ENISA publishes update on Cybersecurity Certification
Following a request by the European Commission, ENISA is going to prepare the new candidate cybersecurity certification scheme on 5G. This follows the EU toolbox for 5G security and it is expected to enhance the cybersecurity of 5G networks as it contributes to addressing certain risks, as part of a broader risk mitigation strategy. To this effect, a cybersecurity certification scheme on 5G will be based on provisions already available by means of existing cybersecurity certification schemes as well as experience already acquired since ENISA started engaging in cybersecurity certification. The European Cybersecurity Certification Group, the NIS Cooperation Group Work Stream and its subgroup on 5G standardisation and certification will be informed of the planning and progress and will be given many opportunities to participate. Experts in 5G will be invited to be involved via the ad hoc working group work that ENISA will establish for the scheme development.

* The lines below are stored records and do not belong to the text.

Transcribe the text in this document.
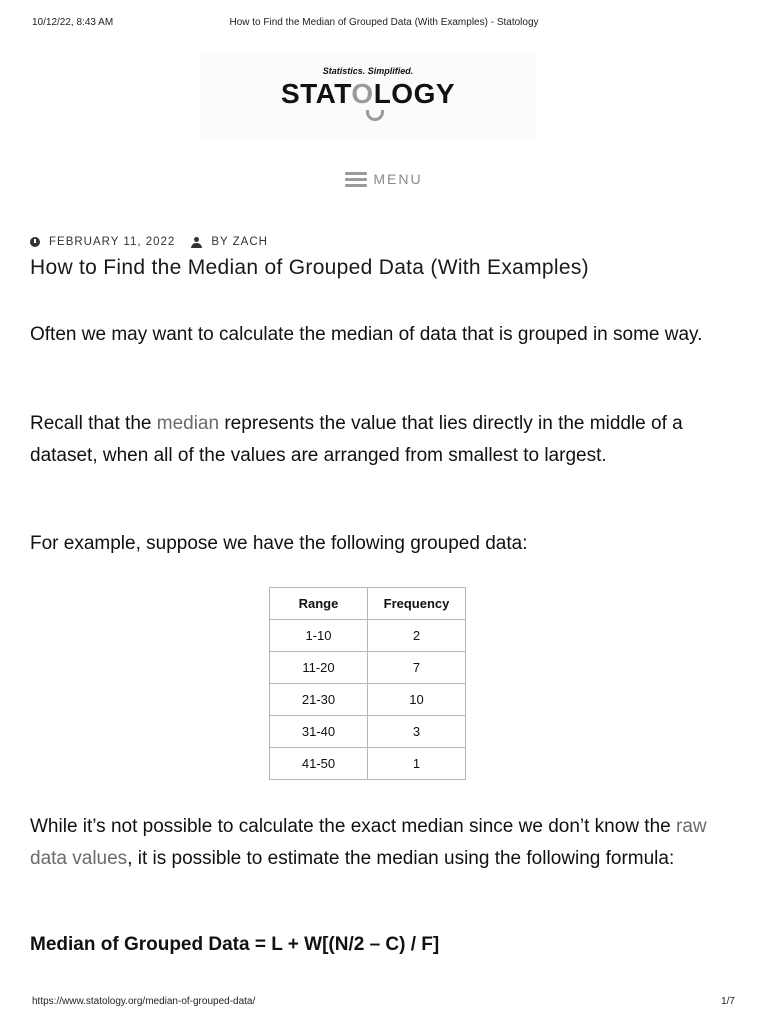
10/12/22, 8:43 AM	How to Find the Median of Grouped Data (With Examples) - Statology
Statistics. Simplified.
STATOLOGY
MENU
FEBRUARY 11, 2022	BY ZACH
How to Find the Median of Grouped Data (With Examples)

Often we may want to calculate the median of data that is grouped in some way.

Recall that the median represents the value that lies directly in the middle of a dataset, when all of the values are arranged from smallest to largest.

For example, suppose we have the following grouped data:

Range	Frequency
1-10	2
11-20	7
21-30	10
31-40	3
41-50	1

While it’s not possible to calculate the exact median since we don’t know the raw data values, it is possible to estimate the median using the following formula:

Median of Grouped Data = L + W[(N/2 – C) / F]
https://www.statology.org/median-of-grouped-data/	1/7
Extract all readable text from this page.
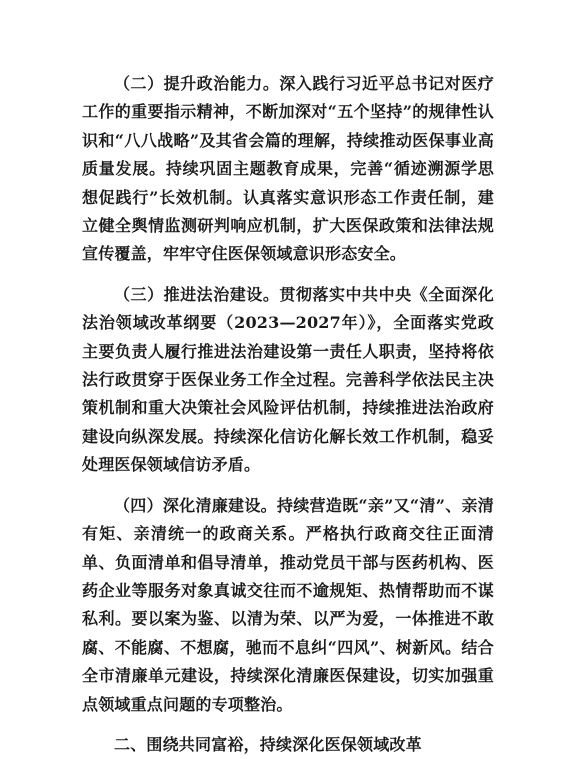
（二）提升政治能力。深入践行习近平总书记对医疗工作的重要指示精神，不断加深对“五个坚持”的规律性认识和“八八战略”及其省会篇的理解，持续推动医保事业高质量发展。持续巩固主题教育成果，完善“循迹溯源学思想促践行”长效机制。认真落实意识形态工作责任制，建立健全舆情监测研判响应机制，扩大医保政策和法律法规宣传覆盖，牢牢守住医保领域意识形态安全。

（三）推进法治建设。贯彻落实中共中央《全面深化法治领域改革纲要（2023—2027年）》，全面落实党政主要负责人履行推进法治建设第一责任人职责，坚持将依法行政贯穿于医保业务工作全过程。完善科学依法民主决策机制和重大决策社会风险评估机制，持续推进法治政府建设向纵深发展。持续深化信访化解长效工作机制，稳妥处理医保领域信访矛盾。

（四）深化清廉建设。持续营造既“亲”又“清”、亲清有矩、亲清统一的政商关系。严格执行政商交往正面清单、负面清单和倡导清单，推动党员干部与医药机构、医药企业等服务对象真诚交往而不逾规矩、热情帮助而不谋私利。要以案为鉴、以清为荣、以严为爱，一体推进不敢腐、不能腐、不想腐，驰而不息纠“四风”、树新风。结合全市清廉单元建设，持续深化清廉医保建设，切实加强重点领域重点问题的专项整治。

二、围绕共同富裕，持续深化医保领域改革
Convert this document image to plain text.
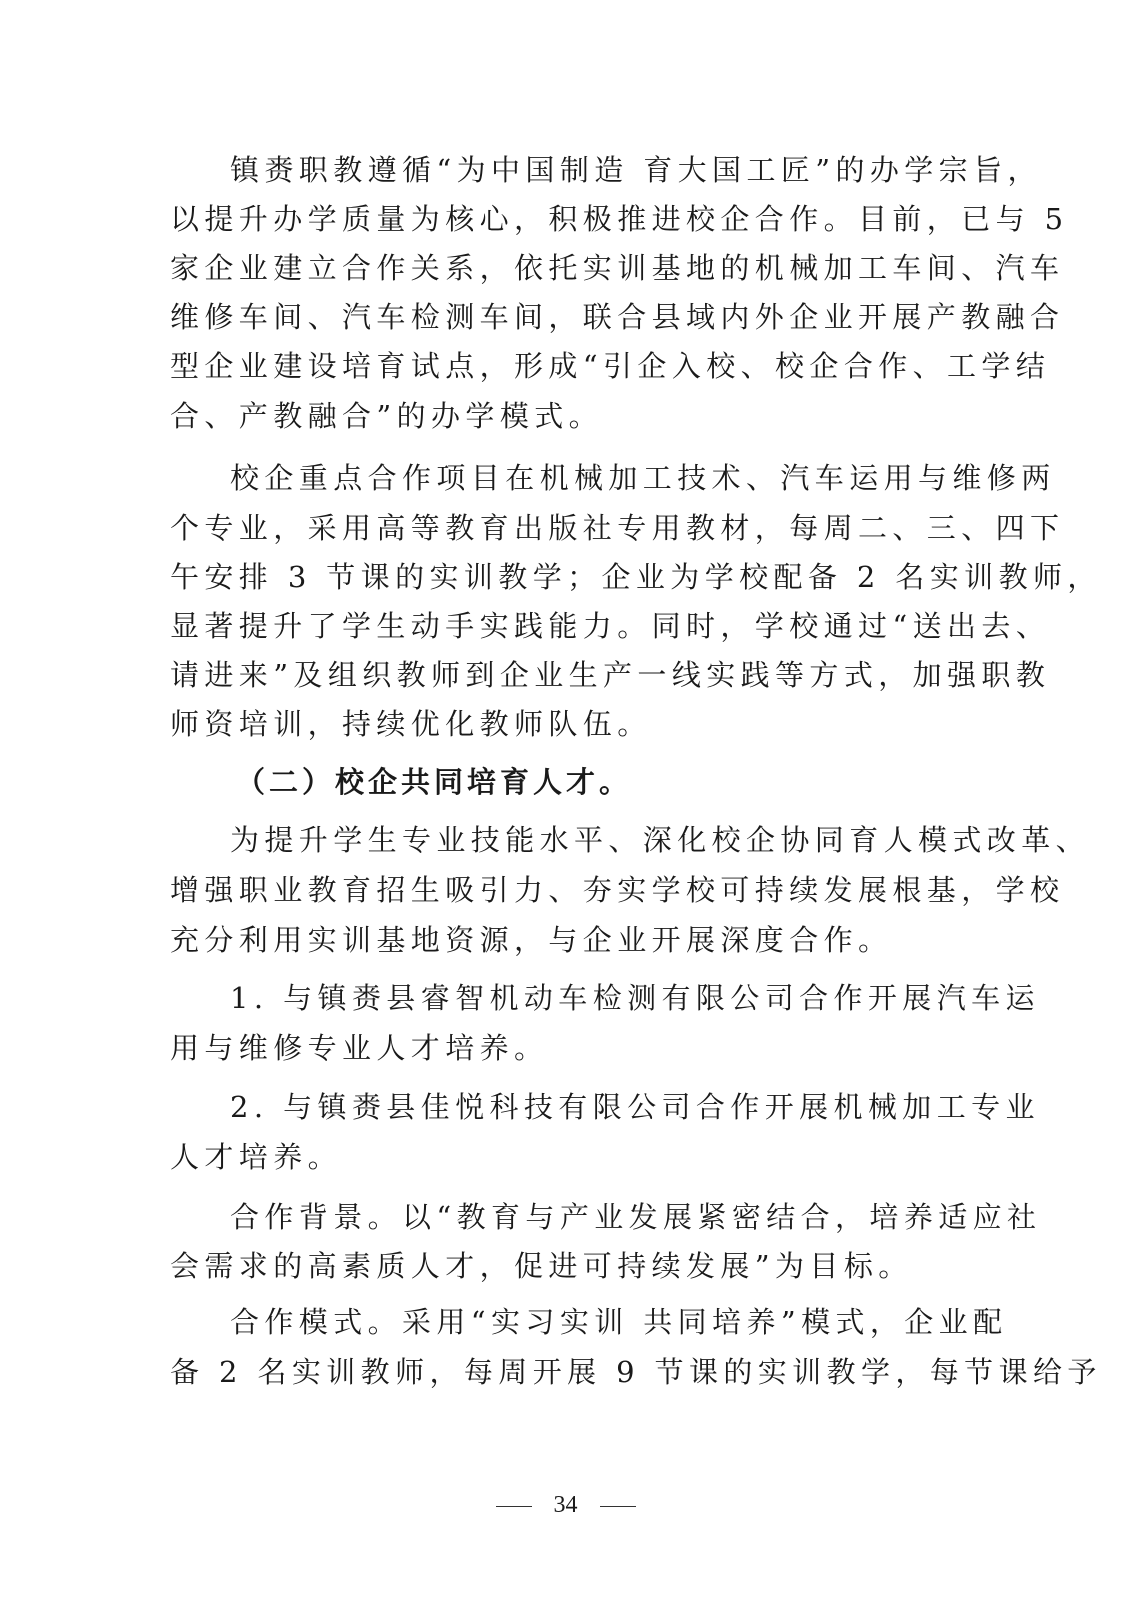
镇赉职教遵循“为中国制造 育大国工匠”的办学宗旨，
以提升办学质量为核心，积极推进校企合作。目前，已与 5
家企业建立合作关系，依托实训基地的机械加工车间、汽车
维修车间、汽车检测车间，联合县域内外企业开展产教融合
型企业建设培育试点，形成“引企入校、校企合作、工学结
合、产教融合”的办学模式。
校企重点合作项目在机械加工技术、汽车运用与维修两
个专业，采用高等教育出版社专用教材，每周二、三、四下
午安排 3 节课的实训教学；企业为学校配备 2 名实训教师，
显著提升了学生动手实践能力。同时，学校通过“送出去、
请进来”及组织教师到企业生产一线实践等方式，加强职教
师资培训，持续优化教师队伍。
（二）校企共同培育人才。
为提升学生专业技能水平、深化校企协同育人模式改革、
增强职业教育招生吸引力、夯实学校可持续发展根基，学校
充分利用实训基地资源，与企业开展深度合作。
1. 与镇赉县睿智机动车检测有限公司合作开展汽车运
用与维修专业人才培养。
2. 与镇赉县佳悦科技有限公司合作开展机械加工专业
人才培养。
合作背景。以“教育与产业发展紧密结合，培养适应社
会需求的高素质人才，促进可持续发展”为目标。
合作模式。采用“实习实训 共同培养”模式，企业配
备 2 名实训教师，每周开展 9 节课的实训教学，每节课给予
34
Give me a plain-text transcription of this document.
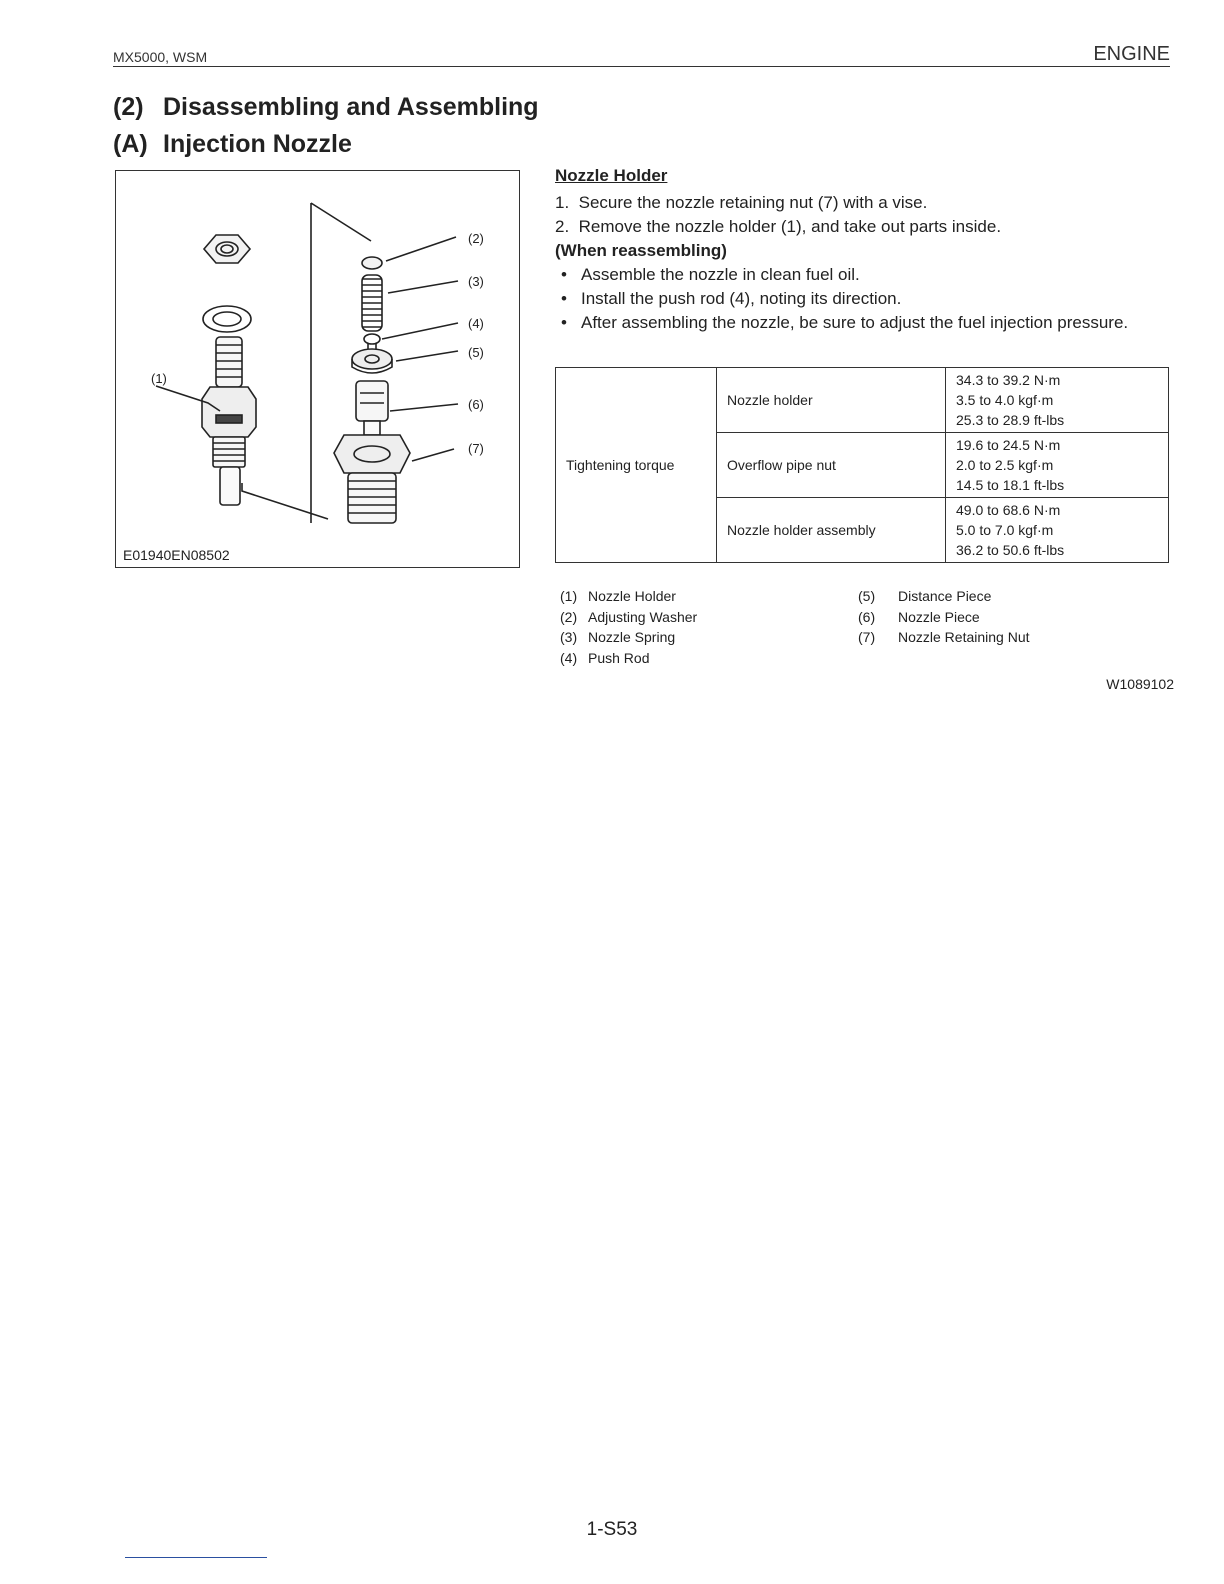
MX5000, WSM	ENGINE
(2) Disassembling and Assembling
(A) Injection Nozzle
(1)
(2)
(3)
(4)
(5)
(6)
(7)
E01940EN08502
Nozzle Holder
1. Secure the nozzle retaining nut (7) with a vise.
2. Remove the nozzle holder (1), and take out parts inside.
(When reassembling)
• Assemble the nozzle in clean fuel oil.
• Install the push rod (4), noting its direction.
• After assembling the nozzle, be sure to adjust the fuel injection pressure.
Tightening torque	Nozzle holder	34.3 to 39.2 N·m
3.5 to 4.0 kgf·m
25.3 to 28.9 ft-lbs

	Overflow pipe nut	19.6 to 24.5 N·m
2.0 to 2.5 kgf·m
14.5 to 18.1 ft-lbs

	Nozzle holder assembly	49.0 to 68.6 N·m
5.0 to 7.0 kgf·m
36.2 to 50.6 ft-lbs
(1) Nozzle Holder
(2) Adjusting Washer
(3) Nozzle Spring
(4) Push Rod
(5) Distance Piece
(6) Nozzle Piece
(7) Nozzle Retaining Nut
W1089102
1-S53
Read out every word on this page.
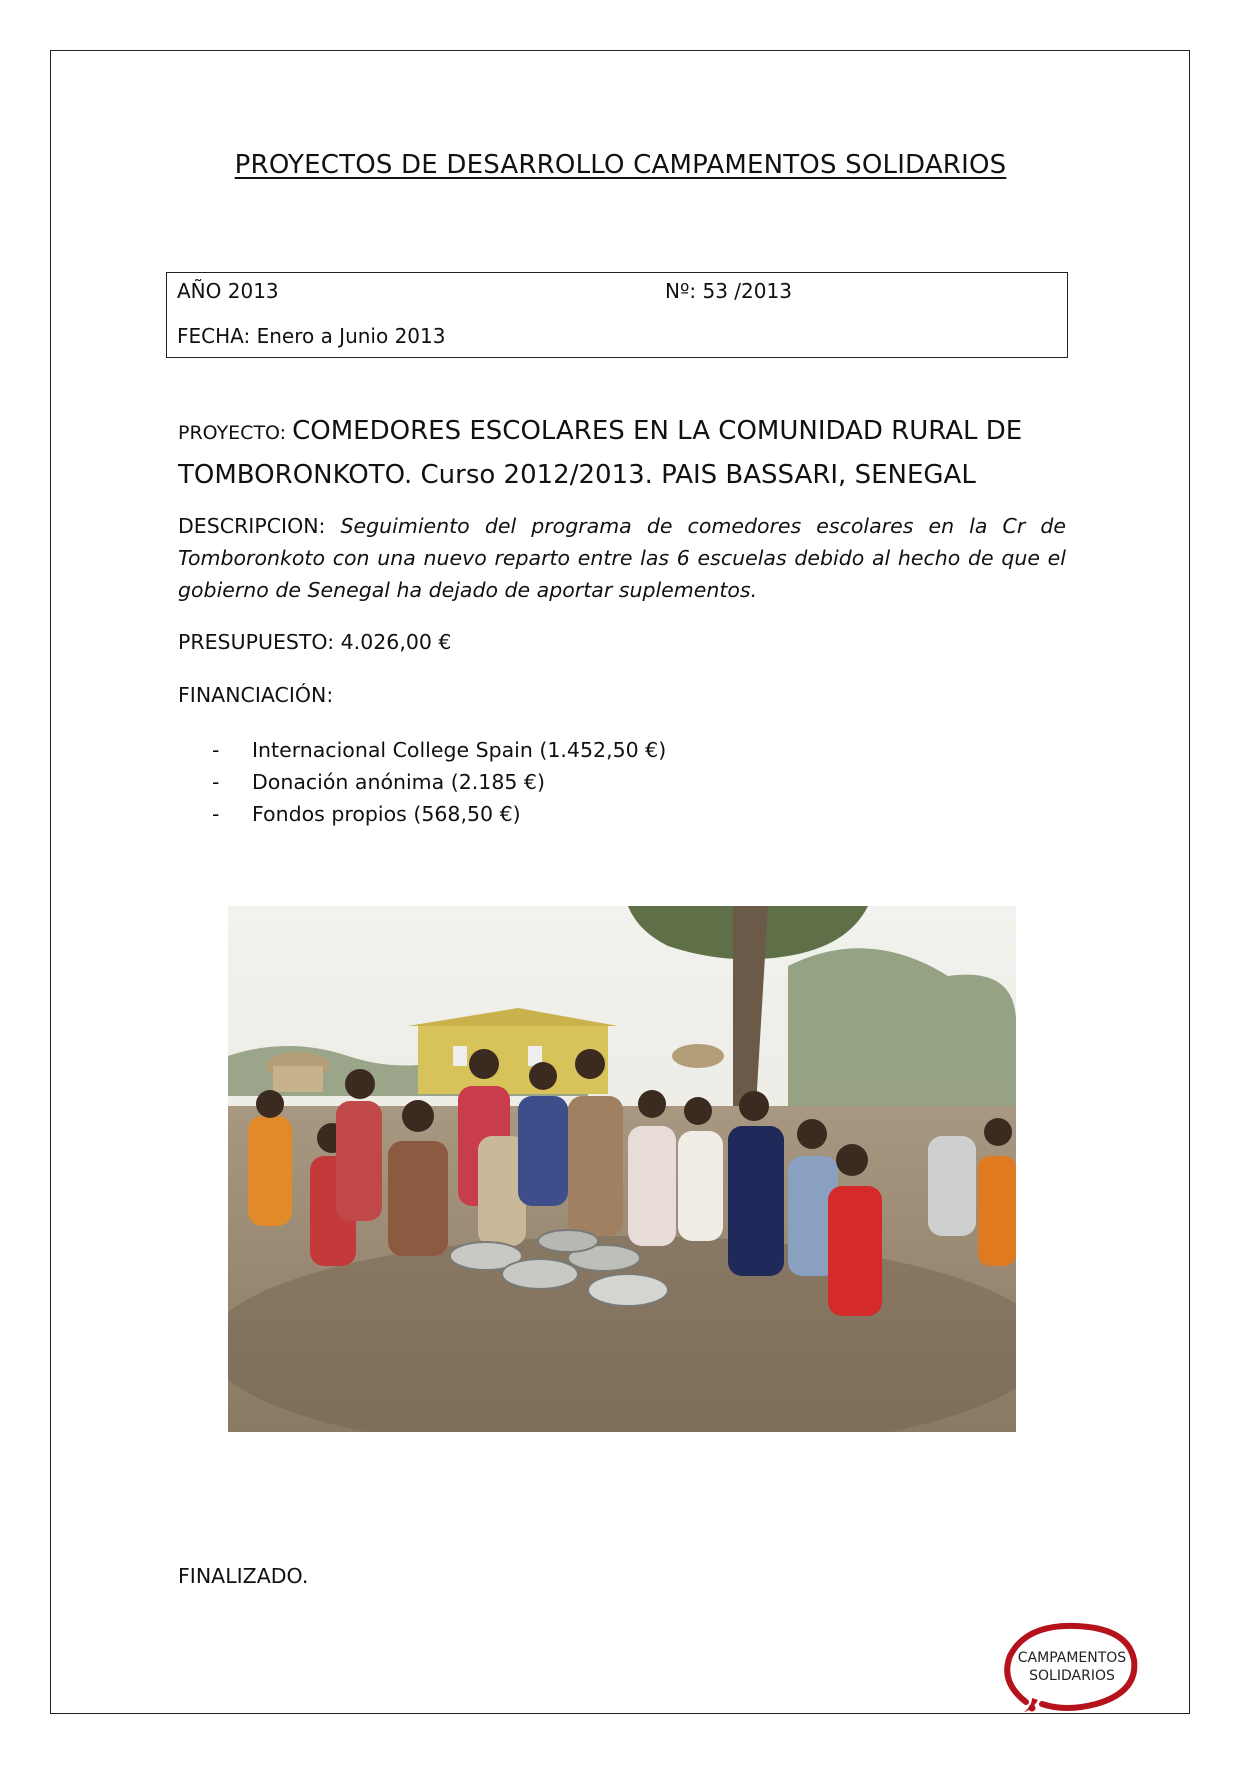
PROYECTOS DE DESARROLLO CAMPAMENTOS SOLIDARIOS
AÑO 2013	Nº: 53 /2013
FECHA: Enero a Junio 2013
PROYECTO: COMEDORES ESCOLARES EN LA COMUNIDAD RURAL DE TOMBORONKOTO. Curso 2012/2013. PAIS BASSARI, SENEGAL
DESCRIPCION: Seguimiento del programa de comedores escolares en la Cr de Tomboronkoto con una nuevo reparto entre las 6 escuelas debido al hecho de que el gobierno de Senegal ha dejado de aportar suplementos.
PRESUPUESTO: 4.026,00 €
FINANCIACIÓN:
- Internacional College Spain (1.452,50 €)
- Donación anónima (2.185 €)
- Fondos propios (568,50 €)
FINALIZADO.
CAMPAMENTOS
SOLIDARIOS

EU 'SEPs Expert Group' releases report
The European Commission set up a Standard Essential Patents expert group in July 2018. The main task of the expert group was to provide the Commission with economic, legal and technical expertise and to assist the Commission to inform policy measures that it may take to ensure a balanced framework for smooth, efficient and effective licensing of SEPs. The group has analysed how SEP licensing is evolving as the use of SEP-based standards, notably in the Internet of Things. The expert group has now published a very long report with its findings and proposals for the future framework for SEPs licensing and valuation.